At the end of July we will be at the Blast again this year. Be sure to come by our tables and say hello. Visit for awhile. Carl { Anvil Head } and i , Scout and James will be there in the same spot as last time. I will post up the dates and table numbers as soon as i find them again. See ya there. Scott


----------



## rjcruiser (Jun 8, 2016)

Hope to make it there again with the family.  Always a good time.


----------



## Anvil Head (Jun 9, 2016)

We have fun no doubt.


----------



## Ta-ton-ka chips (Jun 10, 2016)

I lost my neck knife last week and now I feel naked.
Not sure if I can wait 6 weeks for another but if you'll have some at the Blast I'll try.


----------



## Paymaster (Jun 11, 2016)

Hope to see y'all there.


----------



## Razor Blade (Jun 11, 2016)

I will try to have a few neck knives with me.


----------



## jbrooker (Jun 13, 2016)

Scout and will be there, there just might not be room in the booth for all 4 of us, Scout and I may have to wonder the halls


----------



## Anvil Head (Jun 14, 2016)

James, Scottie and I had it figured just the opposite......
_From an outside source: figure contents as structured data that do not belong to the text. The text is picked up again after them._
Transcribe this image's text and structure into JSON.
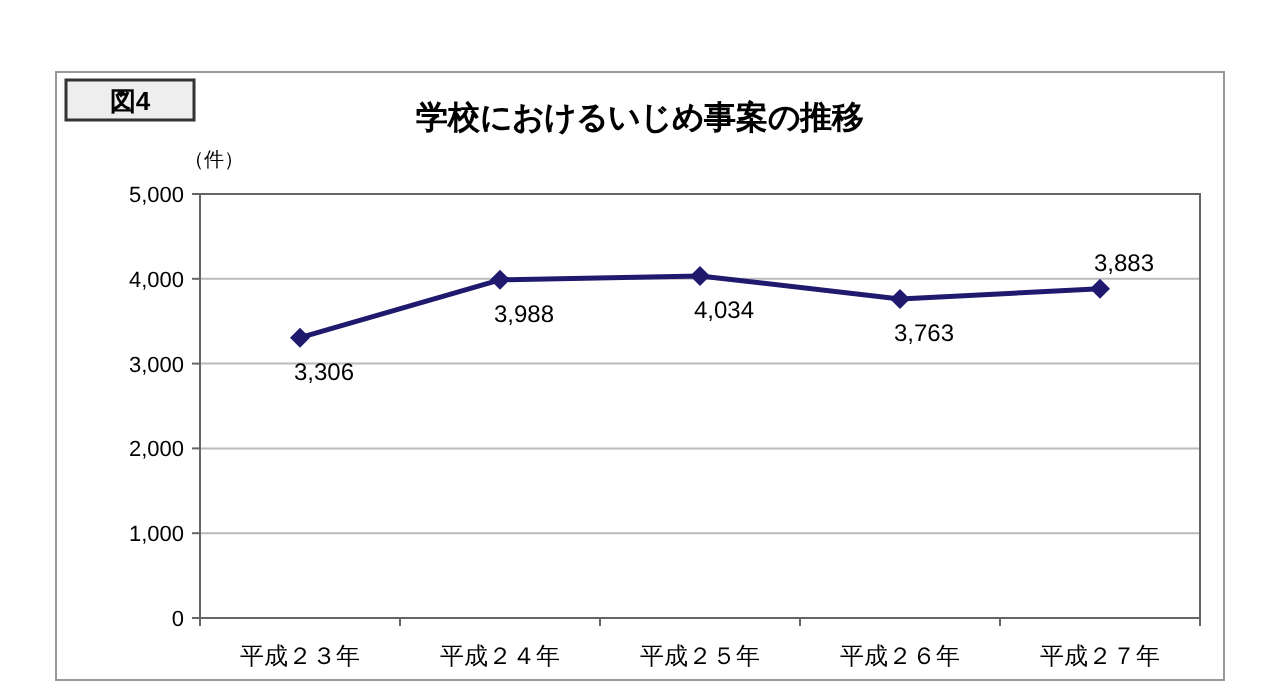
{
  "chart_data": {
    "type": "line",
    "title": "学校におけるいじめ事案の推移",
    "annotations": [
      "図4",
      "（件）"
    ],
    "categories": [
      "平成２３年",
      "平成２４年",
      "平成２５年",
      "平成２６年",
      "平成２７年"
    ],
    "series": [
      {
        "color": "#1f1a6e",
        "values": [
          3306,
          3988,
          4034,
          3763,
          3883
        ],
        "value_labels": [
          "3,306",
          "3,988",
          "4,034",
          "3,763",
          "3,883"
        ]
      }
    ],
    "ylim": [
      0,
      5000
    ],
    "yticks": [
      {
        "value": 0,
        "label": "0"
      },
      {
        "value": 1000,
        "label": "1,000"
      },
      {
        "value": 2000,
        "label": "2,000"
      },
      {
        "value": 3000,
        "label": "3,000"
      },
      {
        "value": 4000,
        "label": "4,000"
      },
      {
        "value": 5000,
        "label": "5,000"
      }
    ],
    "grid": "y",
    "marker": "diamond",
    "line_style": "solid"
  }
}
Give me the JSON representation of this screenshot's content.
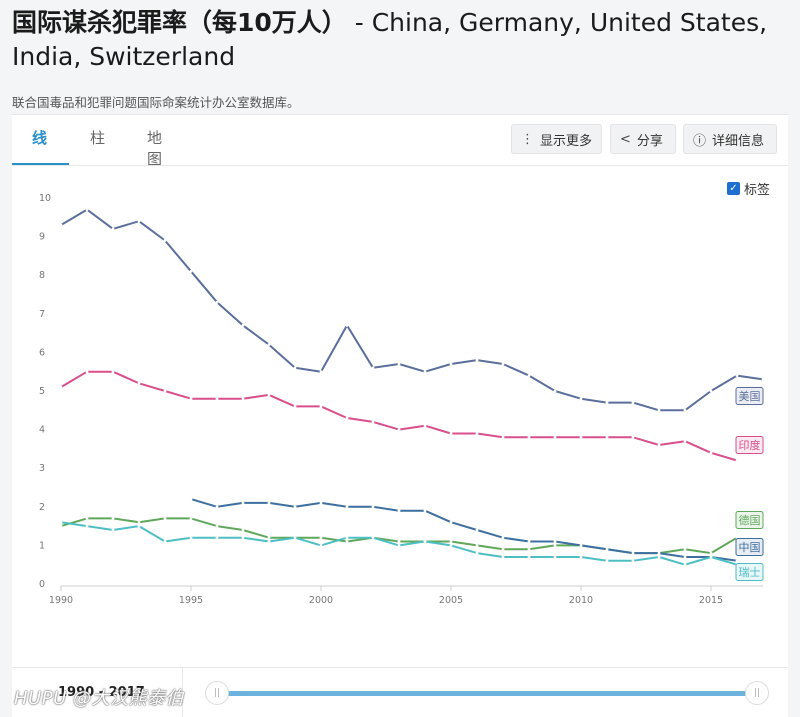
{
  "page": {
    "title_zh": "国际谋杀犯罪率（每10万人）",
    "title_rest": " - China, Germany, United States, India, Switzerland",
    "source": "联合国毒品和犯罪问题国际命案统计办公室数据库。"
  },
  "tabs": [
    {
      "label": "线",
      "active": true
    },
    {
      "label": "柱",
      "active": false
    },
    {
      "label": "地图",
      "active": false
    }
  ],
  "toolbar": {
    "more_icon": "vertical-dots-icon",
    "more_label": "显示更多",
    "share_icon": "share-icon",
    "share_label": "分享",
    "details_icon": "info-icon",
    "details_label": "详细信息"
  },
  "labels_toggle": {
    "label": "标签",
    "checked": true
  },
  "range": {
    "label": "1990 - 2017",
    "start": 1990,
    "end": 2017
  },
  "watermark": "HUPU @大汉熊泰伯",
  "chart_data": {
    "type": "line",
    "x_ticks": [
      1990,
      1995,
      2000,
      2005,
      2010,
      2015
    ],
    "y_ticks": [
      0,
      1,
      2,
      3,
      4,
      5,
      6,
      7,
      8,
      9,
      10
    ],
    "xlim": [
      1990,
      2017
    ],
    "ylim": [
      0,
      10
    ],
    "grid": false,
    "series": [
      {
        "name": "美国",
        "color": "#5b6f9c",
        "x": [
          1990,
          1991,
          1992,
          1993,
          1994,
          1995,
          1996,
          1997,
          1998,
          1999,
          2000,
          2001,
          2002,
          2003,
          2004,
          2005,
          2006,
          2007,
          2008,
          2009,
          2010,
          2011,
          2012,
          2013,
          2014,
          2015,
          2016,
          2017
        ],
        "values": [
          9.3,
          9.7,
          9.2,
          9.4,
          8.9,
          8.1,
          7.3,
          6.7,
          6.2,
          5.6,
          5.5,
          6.7,
          5.6,
          5.7,
          5.5,
          5.7,
          5.8,
          5.7,
          5.4,
          5.0,
          4.8,
          4.7,
          4.7,
          4.5,
          4.5,
          5.0,
          5.4,
          5.3
        ]
      },
      {
        "name": "印度",
        "color": "#d94f8c",
        "x": [
          1990,
          1991,
          1992,
          1993,
          1994,
          1995,
          1996,
          1997,
          1998,
          1999,
          2000,
          2001,
          2002,
          2003,
          2004,
          2005,
          2006,
          2007,
          2008,
          2009,
          2010,
          2011,
          2012,
          2013,
          2014,
          2015,
          2016
        ],
        "values": [
          5.1,
          5.5,
          5.5,
          5.2,
          5.0,
          4.8,
          4.8,
          4.8,
          4.9,
          4.6,
          4.6,
          4.3,
          4.2,
          4.0,
          4.1,
          3.9,
          3.9,
          3.8,
          3.8,
          3.8,
          3.8,
          3.8,
          3.8,
          3.6,
          3.7,
          3.4,
          3.2
        ]
      },
      {
        "name": "德国",
        "color": "#5fa85a",
        "x": [
          1990,
          1991,
          1992,
          1993,
          1994,
          1995,
          1996,
          1997,
          1998,
          1999,
          2000,
          2001,
          2002,
          2003,
          2004,
          2005,
          2006,
          2007,
          2008,
          2009,
          2010,
          2011,
          2012,
          2013,
          2014,
          2015,
          2016
        ],
        "values": [
          1.5,
          1.7,
          1.7,
          1.6,
          1.7,
          1.7,
          1.5,
          1.4,
          1.2,
          1.2,
          1.2,
          1.1,
          1.2,
          1.1,
          1.1,
          1.1,
          1.0,
          0.9,
          0.9,
          1.0,
          1.0,
          0.9,
          0.8,
          0.8,
          0.9,
          0.8,
          1.2
        ]
      },
      {
        "name": "中国",
        "color": "#3d6fa0",
        "x": [
          1995,
          1996,
          1997,
          1998,
          1999,
          2000,
          2001,
          2002,
          2003,
          2004,
          2005,
          2006,
          2007,
          2008,
          2009,
          2010,
          2011,
          2012,
          2013,
          2014,
          2015,
          2016
        ],
        "values": [
          2.2,
          2.0,
          2.1,
          2.1,
          2.0,
          2.1,
          2.0,
          2.0,
          1.9,
          1.9,
          1.6,
          1.4,
          1.2,
          1.1,
          1.1,
          1.0,
          0.9,
          0.8,
          0.8,
          0.7,
          0.7,
          0.6
        ]
      },
      {
        "name": "瑞士",
        "color": "#4dbfc4",
        "x": [
          1990,
          1991,
          1992,
          1993,
          1994,
          1995,
          1996,
          1997,
          1998,
          1999,
          2000,
          2001,
          2002,
          2003,
          2004,
          2005,
          2006,
          2007,
          2008,
          2009,
          2010,
          2011,
          2012,
          2013,
          2014,
          2015,
          2016
        ],
        "values": [
          1.6,
          1.5,
          1.4,
          1.5,
          1.1,
          1.2,
          1.2,
          1.2,
          1.1,
          1.2,
          1.0,
          1.2,
          1.2,
          1.0,
          1.1,
          1.0,
          0.8,
          0.7,
          0.7,
          0.7,
          0.7,
          0.6,
          0.6,
          0.7,
          0.5,
          0.7,
          0.5
        ]
      }
    ]
  }
}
Hey Chips, you really should wear more clothes!


----------



## Anvil Head (Jun 16, 2016)

Dates for GON Blast (what I have) July 29-30-31


----------



## Razor Blade (Jun 17, 2016)

I like your thinking Carl.Dates look correct.


----------



## one hogman (Jul 31, 2016)

Good to see you at the Blast Scott, wish I could AFFORD one of those FANCY knives you making these days they are PURTY!!


----------



## walkinboss01 (Aug 1, 2016)

It was good to see both of y'all, and I look forward to seeing y'all this fall at trackrock.


----------



## pine floor (Aug 1, 2016)

Met both anvilhead and razor.. Very nice people and some cool knives. Saving up for one of those cool file knifes he told me how they made.

Thanks guys for the show.

pine floor


----------



## Anvil Head (Aug 2, 2016)

Always a pleasure to see/meet old friends and new ones. Thanks for stopping by.


----------



## nkbigdog (Aug 2, 2016)

pine floor said:


> Met both anvilhead and razor.. Very nice people and some cool knives. Saving up for one of those cool file knifes he told me how they made.
> 
> Thanks guys for the show.
> 
> pine floor



Scott and Carl are some of the best!! Just don't tell them


----------



## Razor Blade (Aug 3, 2016)

We enjoyed seeing you folks again. Had a great time.


----------



## j_seph (Aug 3, 2016)

I was there all day working booth Saturday, where were you


----------



## Razor Blade (Aug 3, 2016)

Over against the wall. Out of the way.


----------



## georgiaboy (Aug 4, 2016)

Damon said he saw you guys and had fun.


----------



## Anvil Head (Aug 5, 2016)

I think Damon has fun where ever he goes, but yes he did stop by for a visit.


----------



## georgiaboy (Aug 5, 2016)

Anvil Head said:


> I think Damon has fun where ever he goes, but yes he did stop by for a visit.



Haha, good point there.


----------



## nick_o_demus (Aug 5, 2016)

Pleasure to meet you both. Can't wait to try my new knife out Carl. It ought to clean a gobbler really nice. 

Nick


----------



## Anvil Head (Aug 6, 2016)

Pleasure is all mine Nick. Don't forget to post pics of the blade in action. A knife without an occupation is just a shelf/drawer queen and no better than a busted screwdriver.


----------